Now, compared to other current artists who are filed under R&B, Keys is great, and her albums are by far superior to the glut of CDs that have one catchy single designed to be a ringtone and an assortment of commercial filler tracks.
We know Keys can play the piano, we know she has talent (perhaps even overflowing), but that skill only shows itself in flashes on her studio CDs. If she weren't Keys, or if this were her first, then perhaps it would receive a 3 or 4 star.
For while it feels as if "As I Am" has more strong tracks than her previous two albums, listening to her new set of songs, it's hard to shake the nagging feeling that Keys can do better, much better.
Every song could be a winner -- and there are a number of winners here, including "No One," "Like You'll Never See Me Again," and "Lesson Learned."
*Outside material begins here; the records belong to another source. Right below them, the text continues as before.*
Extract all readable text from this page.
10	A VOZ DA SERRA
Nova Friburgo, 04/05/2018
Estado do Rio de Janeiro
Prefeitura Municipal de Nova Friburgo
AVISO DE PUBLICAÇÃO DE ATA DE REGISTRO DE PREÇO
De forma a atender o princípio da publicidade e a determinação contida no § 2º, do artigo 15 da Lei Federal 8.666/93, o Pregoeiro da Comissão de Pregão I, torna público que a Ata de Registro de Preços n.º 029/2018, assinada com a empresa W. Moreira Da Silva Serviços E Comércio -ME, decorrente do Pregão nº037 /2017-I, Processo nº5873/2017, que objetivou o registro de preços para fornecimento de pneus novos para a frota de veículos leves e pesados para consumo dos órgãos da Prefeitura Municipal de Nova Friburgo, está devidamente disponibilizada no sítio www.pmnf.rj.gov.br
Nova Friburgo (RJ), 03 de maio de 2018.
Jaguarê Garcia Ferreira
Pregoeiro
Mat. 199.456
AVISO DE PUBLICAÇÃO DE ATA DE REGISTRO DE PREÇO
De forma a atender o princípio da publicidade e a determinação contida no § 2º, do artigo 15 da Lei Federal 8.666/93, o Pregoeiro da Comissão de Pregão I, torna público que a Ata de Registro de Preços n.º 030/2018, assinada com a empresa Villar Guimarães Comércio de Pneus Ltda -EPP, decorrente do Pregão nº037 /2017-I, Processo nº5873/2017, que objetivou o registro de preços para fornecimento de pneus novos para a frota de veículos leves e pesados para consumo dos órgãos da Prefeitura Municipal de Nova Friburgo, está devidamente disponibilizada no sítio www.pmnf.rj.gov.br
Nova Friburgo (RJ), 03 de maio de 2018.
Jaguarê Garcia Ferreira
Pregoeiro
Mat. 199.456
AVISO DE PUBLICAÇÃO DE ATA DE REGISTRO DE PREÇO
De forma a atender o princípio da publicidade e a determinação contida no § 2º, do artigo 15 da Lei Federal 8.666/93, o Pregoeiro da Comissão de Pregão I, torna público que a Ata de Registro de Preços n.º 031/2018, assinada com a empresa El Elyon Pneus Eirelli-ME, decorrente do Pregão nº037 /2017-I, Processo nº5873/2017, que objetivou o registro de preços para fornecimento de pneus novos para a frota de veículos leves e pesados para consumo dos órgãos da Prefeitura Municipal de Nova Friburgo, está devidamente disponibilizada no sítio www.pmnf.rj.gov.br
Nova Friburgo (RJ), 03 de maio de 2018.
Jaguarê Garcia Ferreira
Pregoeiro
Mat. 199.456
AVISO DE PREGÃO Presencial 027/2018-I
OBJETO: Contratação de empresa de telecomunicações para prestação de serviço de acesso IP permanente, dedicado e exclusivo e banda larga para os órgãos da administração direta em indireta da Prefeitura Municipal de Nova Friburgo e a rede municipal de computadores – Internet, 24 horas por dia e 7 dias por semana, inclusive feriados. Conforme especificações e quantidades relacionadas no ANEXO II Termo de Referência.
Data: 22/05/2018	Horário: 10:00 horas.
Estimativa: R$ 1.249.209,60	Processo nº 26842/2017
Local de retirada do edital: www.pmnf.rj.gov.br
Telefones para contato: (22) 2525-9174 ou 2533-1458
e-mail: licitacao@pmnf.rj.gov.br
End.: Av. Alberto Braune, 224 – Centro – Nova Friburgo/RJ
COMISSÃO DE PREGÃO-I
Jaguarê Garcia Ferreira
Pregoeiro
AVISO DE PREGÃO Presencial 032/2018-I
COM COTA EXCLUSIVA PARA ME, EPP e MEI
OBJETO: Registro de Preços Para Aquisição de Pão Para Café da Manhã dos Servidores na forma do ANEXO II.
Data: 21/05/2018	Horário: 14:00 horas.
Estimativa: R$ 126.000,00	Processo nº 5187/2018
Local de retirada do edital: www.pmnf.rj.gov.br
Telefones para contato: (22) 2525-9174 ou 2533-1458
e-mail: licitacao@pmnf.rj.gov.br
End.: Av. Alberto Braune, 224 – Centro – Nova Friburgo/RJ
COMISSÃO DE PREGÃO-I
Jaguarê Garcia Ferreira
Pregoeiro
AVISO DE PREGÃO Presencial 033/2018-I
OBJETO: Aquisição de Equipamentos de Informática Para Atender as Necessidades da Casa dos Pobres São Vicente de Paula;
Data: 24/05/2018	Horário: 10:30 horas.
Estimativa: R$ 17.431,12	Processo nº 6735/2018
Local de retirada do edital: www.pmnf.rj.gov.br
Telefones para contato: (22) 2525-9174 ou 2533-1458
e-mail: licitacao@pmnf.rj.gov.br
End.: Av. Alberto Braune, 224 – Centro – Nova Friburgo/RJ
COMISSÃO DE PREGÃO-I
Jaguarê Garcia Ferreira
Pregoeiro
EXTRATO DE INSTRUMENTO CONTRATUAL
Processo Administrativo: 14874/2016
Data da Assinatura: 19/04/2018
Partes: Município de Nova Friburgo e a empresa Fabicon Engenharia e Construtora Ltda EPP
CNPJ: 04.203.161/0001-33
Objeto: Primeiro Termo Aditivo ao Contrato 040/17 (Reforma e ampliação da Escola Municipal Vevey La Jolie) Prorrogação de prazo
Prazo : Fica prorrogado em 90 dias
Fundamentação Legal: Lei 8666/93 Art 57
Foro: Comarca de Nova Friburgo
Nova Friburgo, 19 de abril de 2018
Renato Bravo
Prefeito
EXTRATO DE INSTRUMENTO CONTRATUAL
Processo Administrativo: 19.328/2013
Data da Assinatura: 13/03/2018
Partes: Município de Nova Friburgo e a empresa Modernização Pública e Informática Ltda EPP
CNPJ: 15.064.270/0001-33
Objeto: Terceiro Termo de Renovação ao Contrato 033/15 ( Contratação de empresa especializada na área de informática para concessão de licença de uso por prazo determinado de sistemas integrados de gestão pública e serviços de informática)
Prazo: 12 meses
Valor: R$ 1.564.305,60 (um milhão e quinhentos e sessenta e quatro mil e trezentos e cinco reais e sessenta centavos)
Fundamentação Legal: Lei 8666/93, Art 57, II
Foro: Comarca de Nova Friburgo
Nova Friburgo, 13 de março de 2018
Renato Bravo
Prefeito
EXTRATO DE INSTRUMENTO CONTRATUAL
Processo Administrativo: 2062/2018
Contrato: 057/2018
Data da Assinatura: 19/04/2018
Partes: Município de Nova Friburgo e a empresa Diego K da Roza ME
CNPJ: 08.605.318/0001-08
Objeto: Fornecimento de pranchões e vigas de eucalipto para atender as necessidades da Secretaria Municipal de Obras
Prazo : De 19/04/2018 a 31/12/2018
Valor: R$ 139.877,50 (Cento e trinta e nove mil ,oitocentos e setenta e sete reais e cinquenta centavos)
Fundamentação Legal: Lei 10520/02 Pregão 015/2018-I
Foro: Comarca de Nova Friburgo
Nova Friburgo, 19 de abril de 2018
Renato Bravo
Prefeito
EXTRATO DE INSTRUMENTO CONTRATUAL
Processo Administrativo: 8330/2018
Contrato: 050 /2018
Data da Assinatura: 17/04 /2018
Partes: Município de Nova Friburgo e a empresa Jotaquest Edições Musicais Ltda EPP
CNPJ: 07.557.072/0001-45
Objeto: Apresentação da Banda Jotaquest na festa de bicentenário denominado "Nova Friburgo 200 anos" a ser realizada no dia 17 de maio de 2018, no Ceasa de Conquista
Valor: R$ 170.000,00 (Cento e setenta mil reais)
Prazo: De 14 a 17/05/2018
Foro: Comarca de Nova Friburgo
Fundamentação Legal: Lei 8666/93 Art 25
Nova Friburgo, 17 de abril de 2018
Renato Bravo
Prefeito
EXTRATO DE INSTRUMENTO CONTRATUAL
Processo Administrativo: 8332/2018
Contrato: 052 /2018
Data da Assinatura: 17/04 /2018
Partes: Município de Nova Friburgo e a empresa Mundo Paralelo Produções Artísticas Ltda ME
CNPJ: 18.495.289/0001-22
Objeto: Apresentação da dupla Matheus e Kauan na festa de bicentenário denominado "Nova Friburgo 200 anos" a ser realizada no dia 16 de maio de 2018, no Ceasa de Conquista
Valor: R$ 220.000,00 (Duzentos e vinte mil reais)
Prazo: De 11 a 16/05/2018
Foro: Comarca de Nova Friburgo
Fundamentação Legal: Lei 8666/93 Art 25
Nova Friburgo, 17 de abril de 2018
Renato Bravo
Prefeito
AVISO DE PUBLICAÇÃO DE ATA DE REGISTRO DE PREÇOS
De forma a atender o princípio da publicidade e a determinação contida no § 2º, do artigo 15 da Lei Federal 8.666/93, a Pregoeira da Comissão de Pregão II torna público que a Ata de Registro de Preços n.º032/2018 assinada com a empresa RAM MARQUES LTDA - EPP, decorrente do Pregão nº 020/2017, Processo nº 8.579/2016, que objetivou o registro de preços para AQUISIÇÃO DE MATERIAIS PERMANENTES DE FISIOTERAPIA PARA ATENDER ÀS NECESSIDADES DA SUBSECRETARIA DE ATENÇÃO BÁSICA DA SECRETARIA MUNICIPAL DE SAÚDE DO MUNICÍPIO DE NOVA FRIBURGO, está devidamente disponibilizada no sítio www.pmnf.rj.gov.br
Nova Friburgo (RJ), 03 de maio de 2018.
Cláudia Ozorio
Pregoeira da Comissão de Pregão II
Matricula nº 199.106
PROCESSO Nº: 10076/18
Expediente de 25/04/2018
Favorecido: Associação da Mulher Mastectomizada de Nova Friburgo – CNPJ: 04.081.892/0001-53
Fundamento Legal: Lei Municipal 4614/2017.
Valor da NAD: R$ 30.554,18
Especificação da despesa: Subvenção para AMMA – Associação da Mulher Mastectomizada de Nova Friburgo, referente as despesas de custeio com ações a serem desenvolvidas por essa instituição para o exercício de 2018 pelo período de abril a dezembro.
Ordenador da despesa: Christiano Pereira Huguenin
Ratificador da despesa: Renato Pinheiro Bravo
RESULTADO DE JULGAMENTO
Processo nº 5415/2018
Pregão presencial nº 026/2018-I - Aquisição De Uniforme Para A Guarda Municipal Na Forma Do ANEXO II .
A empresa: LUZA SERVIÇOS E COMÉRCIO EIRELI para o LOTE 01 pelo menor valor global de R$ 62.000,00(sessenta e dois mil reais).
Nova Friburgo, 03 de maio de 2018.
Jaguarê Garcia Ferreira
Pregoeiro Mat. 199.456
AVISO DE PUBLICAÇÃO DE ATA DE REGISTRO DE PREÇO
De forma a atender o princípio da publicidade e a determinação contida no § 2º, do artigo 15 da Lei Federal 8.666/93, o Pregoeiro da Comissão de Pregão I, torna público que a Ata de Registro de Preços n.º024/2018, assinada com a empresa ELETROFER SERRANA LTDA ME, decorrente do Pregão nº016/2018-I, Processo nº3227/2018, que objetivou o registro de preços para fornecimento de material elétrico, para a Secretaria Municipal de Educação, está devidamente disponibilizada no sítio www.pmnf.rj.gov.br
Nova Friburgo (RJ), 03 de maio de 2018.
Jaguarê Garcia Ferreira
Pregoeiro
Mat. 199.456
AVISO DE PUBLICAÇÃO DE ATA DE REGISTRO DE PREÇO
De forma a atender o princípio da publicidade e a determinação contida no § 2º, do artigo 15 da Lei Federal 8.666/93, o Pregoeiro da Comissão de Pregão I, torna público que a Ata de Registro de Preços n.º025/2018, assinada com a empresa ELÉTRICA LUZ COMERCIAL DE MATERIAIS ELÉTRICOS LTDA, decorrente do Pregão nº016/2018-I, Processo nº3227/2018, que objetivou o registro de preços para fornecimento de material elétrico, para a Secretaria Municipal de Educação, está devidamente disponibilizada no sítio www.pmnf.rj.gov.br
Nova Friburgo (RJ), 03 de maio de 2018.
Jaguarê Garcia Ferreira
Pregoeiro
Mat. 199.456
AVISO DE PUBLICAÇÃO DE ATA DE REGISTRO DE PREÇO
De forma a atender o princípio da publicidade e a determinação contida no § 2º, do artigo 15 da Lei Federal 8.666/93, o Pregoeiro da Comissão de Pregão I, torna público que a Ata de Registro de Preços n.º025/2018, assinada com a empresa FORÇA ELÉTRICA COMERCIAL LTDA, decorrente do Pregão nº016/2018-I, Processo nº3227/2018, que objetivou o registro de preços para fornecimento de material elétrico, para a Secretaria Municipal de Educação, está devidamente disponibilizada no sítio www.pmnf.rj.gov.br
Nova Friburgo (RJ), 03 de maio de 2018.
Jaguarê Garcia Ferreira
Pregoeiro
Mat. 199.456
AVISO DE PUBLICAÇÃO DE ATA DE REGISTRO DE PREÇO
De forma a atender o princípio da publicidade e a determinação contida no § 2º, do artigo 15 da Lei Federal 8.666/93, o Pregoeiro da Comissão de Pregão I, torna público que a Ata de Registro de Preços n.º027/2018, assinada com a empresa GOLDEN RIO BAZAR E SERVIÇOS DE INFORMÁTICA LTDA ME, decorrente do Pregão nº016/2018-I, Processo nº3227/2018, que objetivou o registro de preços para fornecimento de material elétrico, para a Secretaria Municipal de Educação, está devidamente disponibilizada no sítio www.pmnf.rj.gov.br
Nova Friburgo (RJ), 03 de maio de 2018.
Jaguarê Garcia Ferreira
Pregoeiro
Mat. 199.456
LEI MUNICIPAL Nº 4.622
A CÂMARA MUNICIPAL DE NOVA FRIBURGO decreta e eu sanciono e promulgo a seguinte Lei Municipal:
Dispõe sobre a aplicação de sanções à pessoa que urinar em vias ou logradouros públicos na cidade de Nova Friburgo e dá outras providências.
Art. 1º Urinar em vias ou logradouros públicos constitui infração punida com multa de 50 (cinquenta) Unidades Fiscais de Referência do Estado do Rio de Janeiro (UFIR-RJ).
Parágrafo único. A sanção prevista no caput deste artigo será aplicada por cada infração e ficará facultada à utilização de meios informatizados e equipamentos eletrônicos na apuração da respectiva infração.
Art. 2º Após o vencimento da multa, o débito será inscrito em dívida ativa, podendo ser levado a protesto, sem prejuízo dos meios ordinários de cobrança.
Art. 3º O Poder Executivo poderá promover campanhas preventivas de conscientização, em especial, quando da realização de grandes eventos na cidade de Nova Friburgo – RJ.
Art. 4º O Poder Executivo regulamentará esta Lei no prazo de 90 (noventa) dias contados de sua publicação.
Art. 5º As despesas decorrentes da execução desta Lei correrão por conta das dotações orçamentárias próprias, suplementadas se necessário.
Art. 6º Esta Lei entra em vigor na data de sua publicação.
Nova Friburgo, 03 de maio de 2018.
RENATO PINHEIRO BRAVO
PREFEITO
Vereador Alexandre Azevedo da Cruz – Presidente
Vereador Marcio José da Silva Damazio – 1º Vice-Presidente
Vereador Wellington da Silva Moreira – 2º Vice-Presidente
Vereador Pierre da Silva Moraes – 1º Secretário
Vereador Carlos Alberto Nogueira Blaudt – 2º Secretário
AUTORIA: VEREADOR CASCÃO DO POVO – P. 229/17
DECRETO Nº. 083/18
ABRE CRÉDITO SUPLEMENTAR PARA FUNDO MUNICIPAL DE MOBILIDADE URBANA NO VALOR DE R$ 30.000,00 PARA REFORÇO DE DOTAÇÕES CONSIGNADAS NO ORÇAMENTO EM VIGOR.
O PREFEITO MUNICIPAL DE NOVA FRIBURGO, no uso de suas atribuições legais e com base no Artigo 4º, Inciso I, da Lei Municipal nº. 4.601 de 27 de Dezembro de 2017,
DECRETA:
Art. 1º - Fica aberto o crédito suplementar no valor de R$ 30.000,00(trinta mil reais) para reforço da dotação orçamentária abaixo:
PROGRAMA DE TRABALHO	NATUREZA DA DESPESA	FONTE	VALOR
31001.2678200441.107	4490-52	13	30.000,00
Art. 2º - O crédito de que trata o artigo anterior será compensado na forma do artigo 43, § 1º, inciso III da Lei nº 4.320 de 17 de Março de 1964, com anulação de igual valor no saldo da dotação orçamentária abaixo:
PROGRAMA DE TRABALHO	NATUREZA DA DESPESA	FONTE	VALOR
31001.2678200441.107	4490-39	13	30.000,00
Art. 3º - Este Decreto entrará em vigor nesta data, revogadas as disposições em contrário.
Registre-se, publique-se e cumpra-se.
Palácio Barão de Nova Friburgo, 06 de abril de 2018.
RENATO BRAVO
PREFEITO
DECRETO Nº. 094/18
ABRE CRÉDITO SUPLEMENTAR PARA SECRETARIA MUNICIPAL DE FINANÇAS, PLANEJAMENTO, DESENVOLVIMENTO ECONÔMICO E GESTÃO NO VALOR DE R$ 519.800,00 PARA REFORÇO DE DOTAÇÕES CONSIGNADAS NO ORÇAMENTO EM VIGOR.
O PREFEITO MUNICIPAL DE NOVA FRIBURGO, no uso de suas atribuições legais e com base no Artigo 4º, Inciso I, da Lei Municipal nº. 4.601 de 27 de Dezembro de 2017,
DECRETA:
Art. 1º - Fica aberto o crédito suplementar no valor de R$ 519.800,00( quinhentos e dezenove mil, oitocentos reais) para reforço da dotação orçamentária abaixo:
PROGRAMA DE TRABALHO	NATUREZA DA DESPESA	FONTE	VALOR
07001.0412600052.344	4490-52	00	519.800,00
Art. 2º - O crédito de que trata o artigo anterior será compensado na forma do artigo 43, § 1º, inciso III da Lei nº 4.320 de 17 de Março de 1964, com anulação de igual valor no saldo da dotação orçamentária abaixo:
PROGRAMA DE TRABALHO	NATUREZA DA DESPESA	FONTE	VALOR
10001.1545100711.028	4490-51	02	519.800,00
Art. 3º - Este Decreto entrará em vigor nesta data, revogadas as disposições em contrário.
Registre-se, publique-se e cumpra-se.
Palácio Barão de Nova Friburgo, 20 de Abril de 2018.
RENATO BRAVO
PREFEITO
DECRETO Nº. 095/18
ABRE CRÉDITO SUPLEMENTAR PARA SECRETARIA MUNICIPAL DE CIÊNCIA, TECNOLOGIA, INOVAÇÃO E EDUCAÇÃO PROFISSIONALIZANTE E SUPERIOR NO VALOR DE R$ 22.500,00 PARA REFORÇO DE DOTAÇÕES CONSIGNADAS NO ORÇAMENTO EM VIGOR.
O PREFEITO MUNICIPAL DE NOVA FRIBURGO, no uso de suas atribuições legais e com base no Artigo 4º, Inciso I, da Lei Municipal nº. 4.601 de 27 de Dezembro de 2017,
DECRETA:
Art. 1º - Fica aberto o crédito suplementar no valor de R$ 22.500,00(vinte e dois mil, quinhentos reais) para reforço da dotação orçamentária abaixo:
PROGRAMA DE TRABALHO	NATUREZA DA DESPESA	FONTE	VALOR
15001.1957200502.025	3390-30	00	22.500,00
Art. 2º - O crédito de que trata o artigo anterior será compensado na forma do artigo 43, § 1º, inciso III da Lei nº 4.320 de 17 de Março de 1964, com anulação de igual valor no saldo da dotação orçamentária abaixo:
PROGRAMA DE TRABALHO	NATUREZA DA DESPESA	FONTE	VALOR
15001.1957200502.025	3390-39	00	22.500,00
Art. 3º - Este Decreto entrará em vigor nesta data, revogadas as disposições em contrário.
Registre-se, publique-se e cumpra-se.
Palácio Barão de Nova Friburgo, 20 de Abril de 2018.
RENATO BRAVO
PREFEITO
But, whether it's her musical choice, or that of her producers and/or label, Keys makes commercial concession that keep the remaining songs from being in that same winning arena.
Like Keys herself, songs such as "The Thing About Love" are on the edge of greatness, looking up, but instead they slide down slowly, away from the top.
"Love" shows some old-school roots, starting out as what may sound like an interesting foray into music's past, but, in a society which still has "American Idol" when she tries to get powerful, it's hard not to think of the overbloated, overemoting contestants who come from the Whitney Houston school of singing, who seem to think that singing high and loud and hitting high notes is substitution for passion.
That's not to say that Keys is like that, but Keys is so talented that she shouldn't be dwelling anywhere near such a comparison.
The intro, unfortunately, shows exactly where Keys and her new album is at.
All you first hear is her playing just the piano, then a rather generic sounding hip-hop beat comes in, and it sounds like she was playing piano when sounds from the next studio snuck their way onto her recording.
As long as Keys feels stuck with, or is forced to use, hip-hop beats with her classic R&B style, she's not going to get to the next level.
Perhaps, ironically, she should take some tips from Kanye West, who uses rap as his foundation but is always trying to push the genre further and yet does it with great vision and without alienating rap fans, not the most easy thing to do, given Keys' struggles to make that one, great album.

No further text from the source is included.